A tougher economic climate and increasing pressure from regulatory authorities who are forcing insurance companies to take full responsibility for the actions of intermediaries conducting business on their behalf, is prompting some insurers to revise the terms of their agreements with brokers.
According to Barry Taylor, Chairman of the Short Term Exco and Director at the Financial Intermediaries Association of Southern Africa (FIA), while not all insurers will alter the way they do business with intermediaries, it is important that they are aware of the changing environment in which they operate. “As long as consumers are continuing to suffer they are likely to cut back on premiums, meaning insurance companies need to find new ways to hold down costs.”
Taylor says one of the ways of cutting costs is tightening up on claims settlements. “While this does not necessarily mean that valid claims will be rejected, it is likely that claims staff will apply an extra layer of vigilance when assessing the quantum of each claim or whether a claim is really valid, rather than just looking to pay.
“Intermediaries can assist in the claims process by making sure that claims are supported by all the relevant documentation. Intermediaries are, however, in the frontline of the fight for their client’s contractual rights and it is their primary duty to point out and motivate against frivolous and opportunistic interpretation by underwriters to the detriment of their clients.”
He says one issue that has become particularly pertinent for intermediaries specifically is the emergence of certain insurers setting increased minimum targets for intermediaries in order to justify servicing costs or even cancelling ‘dormant’ intermediary contracts. “In some cases, insurers are happy to negotiate their terms, even looking to settle on a form of reduced service level, but we are also seeing a move by some insurers to stick to strict criteria.
“This is justifiable to a certain extent because even if there is not a high level of service being offered to intermediaries, there are usually various overhead costs associated with maintaining a contract, such as producing monthly commission statements and compliance checks.”

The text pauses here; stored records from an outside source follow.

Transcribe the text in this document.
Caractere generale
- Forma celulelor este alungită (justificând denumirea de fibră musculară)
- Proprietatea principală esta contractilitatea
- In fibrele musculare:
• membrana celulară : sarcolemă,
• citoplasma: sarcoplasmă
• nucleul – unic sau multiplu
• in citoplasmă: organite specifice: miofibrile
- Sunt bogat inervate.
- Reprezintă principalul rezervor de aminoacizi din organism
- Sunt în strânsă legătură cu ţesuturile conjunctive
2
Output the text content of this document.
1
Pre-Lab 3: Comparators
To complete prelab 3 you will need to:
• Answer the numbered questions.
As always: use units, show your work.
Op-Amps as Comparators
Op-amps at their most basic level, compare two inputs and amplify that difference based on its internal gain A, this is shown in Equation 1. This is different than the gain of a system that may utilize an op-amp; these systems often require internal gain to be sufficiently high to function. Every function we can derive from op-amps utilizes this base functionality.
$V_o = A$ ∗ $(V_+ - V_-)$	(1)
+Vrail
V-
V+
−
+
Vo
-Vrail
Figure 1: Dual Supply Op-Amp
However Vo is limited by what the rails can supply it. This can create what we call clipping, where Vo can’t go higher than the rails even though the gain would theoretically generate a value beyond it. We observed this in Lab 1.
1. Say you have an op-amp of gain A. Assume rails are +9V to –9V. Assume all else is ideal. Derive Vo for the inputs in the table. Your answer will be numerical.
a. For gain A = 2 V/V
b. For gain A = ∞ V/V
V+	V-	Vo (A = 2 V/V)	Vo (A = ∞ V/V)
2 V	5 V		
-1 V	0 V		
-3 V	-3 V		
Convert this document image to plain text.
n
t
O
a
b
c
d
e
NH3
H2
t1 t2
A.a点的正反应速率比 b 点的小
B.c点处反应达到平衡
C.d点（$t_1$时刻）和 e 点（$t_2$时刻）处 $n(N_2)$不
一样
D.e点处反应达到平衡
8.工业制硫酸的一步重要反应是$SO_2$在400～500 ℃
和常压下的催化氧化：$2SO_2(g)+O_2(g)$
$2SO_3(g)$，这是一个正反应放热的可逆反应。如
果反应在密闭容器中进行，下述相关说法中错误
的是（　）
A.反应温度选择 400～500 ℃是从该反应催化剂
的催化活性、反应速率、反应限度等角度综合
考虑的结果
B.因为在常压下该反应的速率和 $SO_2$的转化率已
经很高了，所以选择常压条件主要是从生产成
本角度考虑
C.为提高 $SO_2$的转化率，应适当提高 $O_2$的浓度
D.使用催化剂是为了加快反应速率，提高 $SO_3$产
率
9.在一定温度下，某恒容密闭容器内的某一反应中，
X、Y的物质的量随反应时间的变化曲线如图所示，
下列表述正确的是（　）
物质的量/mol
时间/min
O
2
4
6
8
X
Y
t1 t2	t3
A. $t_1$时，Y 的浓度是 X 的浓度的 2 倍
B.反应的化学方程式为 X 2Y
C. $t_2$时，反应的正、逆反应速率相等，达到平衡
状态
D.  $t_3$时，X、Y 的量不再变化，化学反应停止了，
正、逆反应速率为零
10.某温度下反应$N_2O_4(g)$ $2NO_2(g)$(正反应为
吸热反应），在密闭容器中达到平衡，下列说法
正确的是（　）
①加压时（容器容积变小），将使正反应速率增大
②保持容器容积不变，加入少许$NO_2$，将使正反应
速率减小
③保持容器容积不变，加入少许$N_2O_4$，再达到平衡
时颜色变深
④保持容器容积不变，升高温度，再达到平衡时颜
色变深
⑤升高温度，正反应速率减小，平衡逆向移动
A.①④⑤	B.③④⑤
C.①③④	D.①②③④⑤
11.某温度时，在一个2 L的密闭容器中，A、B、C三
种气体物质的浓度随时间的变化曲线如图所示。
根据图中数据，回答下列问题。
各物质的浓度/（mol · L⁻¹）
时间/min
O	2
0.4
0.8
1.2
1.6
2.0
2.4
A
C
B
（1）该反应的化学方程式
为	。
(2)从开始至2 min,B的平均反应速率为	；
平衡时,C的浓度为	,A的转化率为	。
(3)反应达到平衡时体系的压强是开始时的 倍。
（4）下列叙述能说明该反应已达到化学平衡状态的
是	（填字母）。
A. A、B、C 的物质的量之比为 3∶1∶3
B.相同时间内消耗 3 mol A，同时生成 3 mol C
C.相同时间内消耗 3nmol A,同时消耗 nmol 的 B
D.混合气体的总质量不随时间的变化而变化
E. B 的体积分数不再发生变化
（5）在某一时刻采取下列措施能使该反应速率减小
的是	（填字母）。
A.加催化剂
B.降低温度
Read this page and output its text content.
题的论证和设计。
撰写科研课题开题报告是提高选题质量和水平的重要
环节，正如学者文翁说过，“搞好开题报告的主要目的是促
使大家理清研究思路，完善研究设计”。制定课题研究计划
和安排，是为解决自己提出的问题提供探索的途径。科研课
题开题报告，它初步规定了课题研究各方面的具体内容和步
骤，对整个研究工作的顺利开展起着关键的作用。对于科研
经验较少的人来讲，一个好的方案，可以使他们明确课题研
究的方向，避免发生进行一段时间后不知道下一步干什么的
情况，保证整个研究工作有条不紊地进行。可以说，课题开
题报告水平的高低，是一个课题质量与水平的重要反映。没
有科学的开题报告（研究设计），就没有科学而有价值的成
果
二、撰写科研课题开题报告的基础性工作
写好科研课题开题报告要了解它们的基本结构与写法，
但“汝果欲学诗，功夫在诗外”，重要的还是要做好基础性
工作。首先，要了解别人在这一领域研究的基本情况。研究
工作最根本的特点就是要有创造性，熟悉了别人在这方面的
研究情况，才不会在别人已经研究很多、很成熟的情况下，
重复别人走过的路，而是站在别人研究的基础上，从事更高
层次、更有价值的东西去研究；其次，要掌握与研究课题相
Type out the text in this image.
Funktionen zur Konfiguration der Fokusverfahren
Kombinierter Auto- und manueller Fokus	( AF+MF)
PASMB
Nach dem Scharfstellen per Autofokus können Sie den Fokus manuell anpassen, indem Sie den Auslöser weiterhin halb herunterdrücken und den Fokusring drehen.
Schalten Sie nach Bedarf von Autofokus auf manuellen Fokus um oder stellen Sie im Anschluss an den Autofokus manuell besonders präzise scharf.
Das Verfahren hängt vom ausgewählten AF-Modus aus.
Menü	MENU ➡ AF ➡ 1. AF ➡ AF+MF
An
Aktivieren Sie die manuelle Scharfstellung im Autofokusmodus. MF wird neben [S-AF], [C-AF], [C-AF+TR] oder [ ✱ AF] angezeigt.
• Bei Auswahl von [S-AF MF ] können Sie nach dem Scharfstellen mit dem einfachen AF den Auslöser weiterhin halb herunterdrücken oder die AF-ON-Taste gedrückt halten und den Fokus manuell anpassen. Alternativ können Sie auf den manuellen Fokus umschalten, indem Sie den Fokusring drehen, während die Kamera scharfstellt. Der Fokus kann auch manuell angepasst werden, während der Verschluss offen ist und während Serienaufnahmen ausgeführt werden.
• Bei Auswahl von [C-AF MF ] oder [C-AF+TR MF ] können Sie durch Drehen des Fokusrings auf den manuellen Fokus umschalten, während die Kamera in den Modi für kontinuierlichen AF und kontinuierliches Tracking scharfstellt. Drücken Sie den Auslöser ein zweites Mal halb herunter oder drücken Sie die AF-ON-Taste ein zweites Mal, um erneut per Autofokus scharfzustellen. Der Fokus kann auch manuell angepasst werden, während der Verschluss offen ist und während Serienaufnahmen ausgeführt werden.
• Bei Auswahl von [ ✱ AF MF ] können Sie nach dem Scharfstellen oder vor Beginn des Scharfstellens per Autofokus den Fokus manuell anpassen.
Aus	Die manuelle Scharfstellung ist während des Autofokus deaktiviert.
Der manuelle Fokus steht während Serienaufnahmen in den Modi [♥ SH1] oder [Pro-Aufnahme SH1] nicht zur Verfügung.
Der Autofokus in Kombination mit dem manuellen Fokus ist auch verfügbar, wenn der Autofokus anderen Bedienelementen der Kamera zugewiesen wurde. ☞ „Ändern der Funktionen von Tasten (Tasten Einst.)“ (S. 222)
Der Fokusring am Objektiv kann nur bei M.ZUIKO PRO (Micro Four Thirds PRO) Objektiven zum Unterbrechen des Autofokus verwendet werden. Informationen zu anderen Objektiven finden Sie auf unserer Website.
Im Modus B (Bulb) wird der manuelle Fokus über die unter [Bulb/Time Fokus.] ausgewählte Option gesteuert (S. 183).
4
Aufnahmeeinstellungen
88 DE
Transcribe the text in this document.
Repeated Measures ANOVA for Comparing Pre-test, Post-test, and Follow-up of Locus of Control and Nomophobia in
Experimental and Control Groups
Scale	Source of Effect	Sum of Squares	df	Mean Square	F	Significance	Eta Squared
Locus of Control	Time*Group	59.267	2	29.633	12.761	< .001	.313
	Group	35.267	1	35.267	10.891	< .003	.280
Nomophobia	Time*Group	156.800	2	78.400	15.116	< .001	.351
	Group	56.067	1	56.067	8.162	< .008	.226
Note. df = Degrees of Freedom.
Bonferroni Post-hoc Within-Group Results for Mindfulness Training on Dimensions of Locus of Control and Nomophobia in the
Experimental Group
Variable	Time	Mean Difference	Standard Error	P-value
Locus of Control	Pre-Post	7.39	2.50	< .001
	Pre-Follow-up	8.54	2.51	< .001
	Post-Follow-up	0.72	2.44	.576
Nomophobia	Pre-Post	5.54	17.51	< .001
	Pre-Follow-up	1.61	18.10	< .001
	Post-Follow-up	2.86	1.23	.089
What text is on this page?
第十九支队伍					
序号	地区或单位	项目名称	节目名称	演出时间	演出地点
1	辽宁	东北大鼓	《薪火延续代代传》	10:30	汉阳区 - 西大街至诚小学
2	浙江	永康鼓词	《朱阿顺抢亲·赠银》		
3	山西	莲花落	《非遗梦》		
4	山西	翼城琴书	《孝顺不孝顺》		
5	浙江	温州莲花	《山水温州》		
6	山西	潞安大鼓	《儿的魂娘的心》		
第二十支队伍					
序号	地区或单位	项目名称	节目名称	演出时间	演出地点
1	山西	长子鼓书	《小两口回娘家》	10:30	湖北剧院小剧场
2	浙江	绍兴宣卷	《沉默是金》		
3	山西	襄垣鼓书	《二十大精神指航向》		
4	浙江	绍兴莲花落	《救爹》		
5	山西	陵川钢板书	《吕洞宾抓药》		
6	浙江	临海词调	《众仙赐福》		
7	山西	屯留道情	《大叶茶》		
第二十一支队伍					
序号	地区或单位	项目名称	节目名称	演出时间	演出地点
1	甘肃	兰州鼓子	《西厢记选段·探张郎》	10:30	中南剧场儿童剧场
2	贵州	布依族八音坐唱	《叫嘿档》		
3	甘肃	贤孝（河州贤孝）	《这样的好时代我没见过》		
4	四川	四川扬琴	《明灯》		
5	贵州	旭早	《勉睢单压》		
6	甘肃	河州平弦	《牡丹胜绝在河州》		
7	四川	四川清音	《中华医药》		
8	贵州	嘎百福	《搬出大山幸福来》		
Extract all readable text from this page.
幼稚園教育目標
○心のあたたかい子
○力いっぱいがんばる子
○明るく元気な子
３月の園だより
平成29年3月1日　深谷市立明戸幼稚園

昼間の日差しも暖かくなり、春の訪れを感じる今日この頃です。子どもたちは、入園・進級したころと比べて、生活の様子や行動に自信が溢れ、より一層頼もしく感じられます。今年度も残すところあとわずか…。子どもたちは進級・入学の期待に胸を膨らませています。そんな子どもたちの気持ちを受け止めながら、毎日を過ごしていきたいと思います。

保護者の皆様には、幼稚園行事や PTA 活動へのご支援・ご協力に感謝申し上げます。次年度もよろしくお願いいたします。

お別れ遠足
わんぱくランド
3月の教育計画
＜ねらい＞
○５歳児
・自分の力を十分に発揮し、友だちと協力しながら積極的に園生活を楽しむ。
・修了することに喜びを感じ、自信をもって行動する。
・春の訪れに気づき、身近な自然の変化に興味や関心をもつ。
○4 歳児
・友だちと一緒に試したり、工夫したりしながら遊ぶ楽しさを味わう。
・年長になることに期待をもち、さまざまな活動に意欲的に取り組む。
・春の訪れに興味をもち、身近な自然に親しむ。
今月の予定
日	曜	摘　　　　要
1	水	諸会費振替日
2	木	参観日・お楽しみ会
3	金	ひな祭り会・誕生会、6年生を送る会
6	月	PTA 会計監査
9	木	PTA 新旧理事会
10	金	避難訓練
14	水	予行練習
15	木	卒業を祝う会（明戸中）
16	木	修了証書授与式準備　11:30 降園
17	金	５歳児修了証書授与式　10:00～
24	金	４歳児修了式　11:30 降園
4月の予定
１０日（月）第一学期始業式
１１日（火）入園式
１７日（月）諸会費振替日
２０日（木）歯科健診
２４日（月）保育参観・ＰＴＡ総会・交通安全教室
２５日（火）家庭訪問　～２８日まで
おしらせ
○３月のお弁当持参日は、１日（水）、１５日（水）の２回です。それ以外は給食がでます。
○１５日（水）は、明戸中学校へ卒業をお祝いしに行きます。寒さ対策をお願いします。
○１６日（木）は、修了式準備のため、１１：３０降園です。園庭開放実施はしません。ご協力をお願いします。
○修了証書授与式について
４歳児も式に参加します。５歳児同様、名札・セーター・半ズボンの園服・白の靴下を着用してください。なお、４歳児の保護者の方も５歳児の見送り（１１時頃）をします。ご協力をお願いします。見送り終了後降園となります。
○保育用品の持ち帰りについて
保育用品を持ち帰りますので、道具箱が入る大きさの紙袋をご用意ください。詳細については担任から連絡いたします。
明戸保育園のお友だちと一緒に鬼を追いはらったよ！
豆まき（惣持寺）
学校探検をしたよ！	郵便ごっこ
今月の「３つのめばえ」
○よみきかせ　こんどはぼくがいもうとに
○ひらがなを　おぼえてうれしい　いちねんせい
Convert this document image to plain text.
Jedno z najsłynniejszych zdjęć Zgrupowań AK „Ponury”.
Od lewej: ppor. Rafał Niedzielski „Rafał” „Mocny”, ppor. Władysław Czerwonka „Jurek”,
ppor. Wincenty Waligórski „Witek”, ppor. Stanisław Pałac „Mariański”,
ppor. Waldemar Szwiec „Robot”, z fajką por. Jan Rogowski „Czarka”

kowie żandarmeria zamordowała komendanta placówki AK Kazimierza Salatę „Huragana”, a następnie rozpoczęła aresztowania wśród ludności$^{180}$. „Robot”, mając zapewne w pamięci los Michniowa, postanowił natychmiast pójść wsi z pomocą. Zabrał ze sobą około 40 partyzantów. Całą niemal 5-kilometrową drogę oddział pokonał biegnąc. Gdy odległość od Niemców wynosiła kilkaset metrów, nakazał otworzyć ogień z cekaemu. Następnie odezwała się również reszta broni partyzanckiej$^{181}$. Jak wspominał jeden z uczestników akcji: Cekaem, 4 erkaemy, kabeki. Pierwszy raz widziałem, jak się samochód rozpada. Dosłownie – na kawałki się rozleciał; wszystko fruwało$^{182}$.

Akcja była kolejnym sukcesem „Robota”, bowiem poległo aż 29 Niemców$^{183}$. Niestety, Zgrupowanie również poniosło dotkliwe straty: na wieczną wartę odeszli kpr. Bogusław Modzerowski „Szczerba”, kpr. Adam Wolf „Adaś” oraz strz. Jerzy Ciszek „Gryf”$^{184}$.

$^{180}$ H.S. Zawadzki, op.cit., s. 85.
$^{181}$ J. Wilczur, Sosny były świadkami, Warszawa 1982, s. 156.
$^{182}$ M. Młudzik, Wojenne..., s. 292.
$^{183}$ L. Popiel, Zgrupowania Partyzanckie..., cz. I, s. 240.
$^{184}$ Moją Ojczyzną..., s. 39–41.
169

He says some intermediaries have questioned whether these tactics are a contravention of the FAIS legislation, as intermediaries are being forced to place business with an insurer based on factors which are not solely related to the needs of the client and the product fit. “However, as this is clearly a commercial decision made by the insurer, it is unlikely to be in breach of any regulations.
Taylor says it is important for intermediaries to exercise skill when negotiating their insurer contracts, to allow them to fulfil their obligations to their clients. “When the risk service providers terminate agreements with perceived unproductive brokers, it is likely that opportunities will arise for successful mergers or joint ventures with a combined offering that may well be attractive to emerging smaller underwriting facilitators seeking additional market share.
“Another risk that intermediaries need to be aware of is that of insurers cancelling policies if loss ratios become unacceptably high. While suitable notice should be given to allow the risk to be substituted, intermediaries need to accept some responsibility for maintaining the balance between premiums and claims and to act in the best interests of their clients in arranging suitable cover, combined with suitable and appropriate risk management advice.”
Taylor concludes that there are multiple risks for intermediaries operating in a tough economic environment but says now more than ever there is a need for intermediaries to fulfil their role in the market by continuously seeking the best solution for each client while prudently choosing the best business partner to carry the risk.